I’ve spent the past week staying in a hotel on the harbor in Palma, Mallorca, in the Balearic Islands of Spain. I’ve had a wonderful time here and I have a new appreciation for the country of Spain and especially this friendly, navigable capital city of ancient Mallorca, whose history stretches far, far back to the Phoenicians.
There is so much to say about the city, its history as a crucial spot right in the middle of the Mediterranean trade routes, the superyachts docked at the vast marina, but mostly, it’s the friendly locals who make every interaction pleasant and the way things are laid out making it easy to get around.
I’ve become used to taking cabs where ever I need to go, and there is no Uber on the island. But the hotels have a great system where they call a cab and give you a number and they just show up in minutes.
Staying in a hotel for seven nights is something I truly enjoy, from the old school breakfast buffet to the nice room clean-up, it’s very comfortable and the Melia Palma Marina hotel is smack dab in the center of it all. The room is spacious and the view is killer.
I’ve enjoyed many, many walks along the harborfront, and spent a good amount of time peering through the wall of the huge STP Shipyard Palma, where the biggest boats are repaired and docked. One particularly beautiful 400-footer with a blue hull really stood out. I wonder who owns that one?
On our first day in Palma, I joined John Henderson on a city tour of the city. It was a four-hour tour that really gave a good perspective and took in the most key historic sights, like the giant Catedral-Basílica de Santa María de Mallorca and the oldest steps in the city, Roman-built, at city hall.
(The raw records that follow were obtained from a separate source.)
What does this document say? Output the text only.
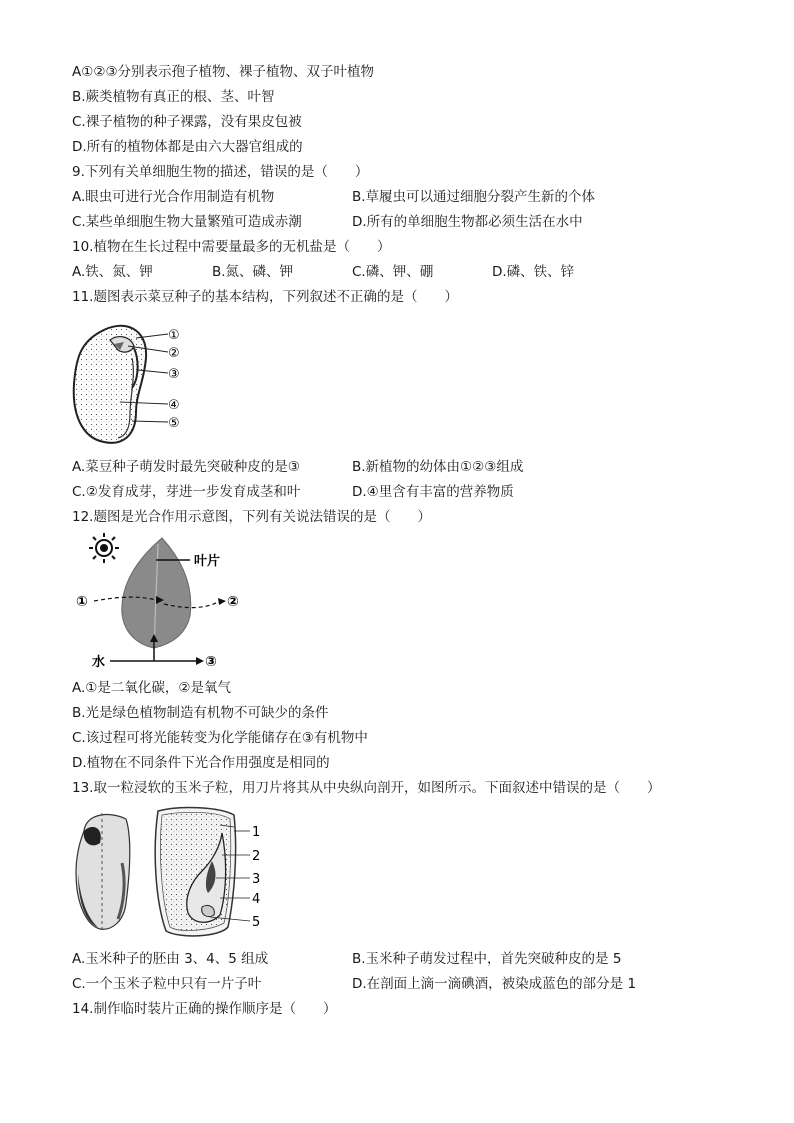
A①②③分别表示孢子植物、裸子植物、双子叶植物
B.蕨类植物有真正的根、茎、叶智
C.裸子植物的种子裸露，没有果皮包被
D.所有的植物体都是由六大器官组成的
9.下列有关单细胞生物的描述，错误的是（　　）
A.眼虫可进行光合作用制造有机物	B.草履虫可以通过细胞分裂产生新的个体
C.某些单细胞生物大量繁殖可造成赤潮	D.所有的单细胞生物都必须生活在水中
10.植物在生长过程中需要量最多的无机盐是（　　）
A.铁、氮、钾	B.氮、磷、钾	C.磷、钾、硼	D.磷、铁、锌
11.题图表示菜豆种子的基本结构，下列叙述不正确的是（　　）
①
②
③
④
⑤
A.菜豆种子萌发时最先突破种皮的是③	B.新植物的幼体由①②③组成
C.②发育成芽，芽进一步发育成茎和叶	D.④里含有丰富的营养物质
12.题图是光合作用示意图，下列有关说法错误的是（　　）
叶片
①	②
水	③
A.①是二氧化碳，②是氧气
B.光是绿色植物制造有机物不可缺少的条件
C.该过程可将光能转变为化学能储存在③有机物中
D.植物在不同条件下光合作用强度是相同的
13.取一粒浸软的玉米子粒，用刀片将其从中央纵向剖开，如图所示。下面叙述中错误的是（　　）
1
2
3
4
5
A.玉米种子的胚由 3、4、5 组成	B.玉米种子萌发过程中，首先突破种皮的是 5
C.一个玉米子粒中只有一片子叶	D.在剖面上滴一滴碘酒，被染成蓝色的部分是 1
14.制作临时装片正确的操作顺序是（　　）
This city has been sacked and defended and sacked again and again, and the impressive ancient walls show how they kept it safe.
In the Cathedral, which was finished in 1601, that sits right on the waterfront, there is a hanging display designed by Spain’s legendary Antoni Gaudi, made of paper mache, built in 1912. Another modern art exhibit by famous Spanish artist Miro is an oceanscape, that seems out of place in the old church but is quite beautiful.
In front of the cathedral, our guide Matteo said that it all used to be a highway, and cement, instead of the graceful water moat and green park that is there today.
One day I set out for a long ramble in and among the narrow streets and found the city Mercado, which was full of local people enjoying lunch and glasses of wine or beer. I found a neat little place about 10 feet wide that offered some excellent Mexican food and in particular a tuna tostada, with seared tuna and grilled leeks, for about $6.
I found most of the food in Palma to be pretty affordable, including a ‘Plata del dia” or lunch of the day–chicken, potatoes, a glass of wine, bread and coffee for around $11. The fun part was being able to watch as the customers streamed in, some playing video poker, others downing big glasses of Johnny Walker, and others enjoying the same lunch as me with the newspaper.
Hanging around with little to do except enjoy the food made this afternoon a special one, and it is kind of the neat part about Palma. You can do this all over.
My reason for being here was Traverse21, a travel blogger’s meeting that brings together content creators from all over Europe to these fun and engaging meetings. The meetings took place over the weekend after we had all enjoyed five days worth of Palma.
One enjoyable outing I made was to an olive oil and carob farm about twenty minutes north of Palma. I learned that the island has been suffering a tremendous drought, so the rain that fell nearly every day that I was here was very welcomed, and has filled up the reservoirs, thanks to God.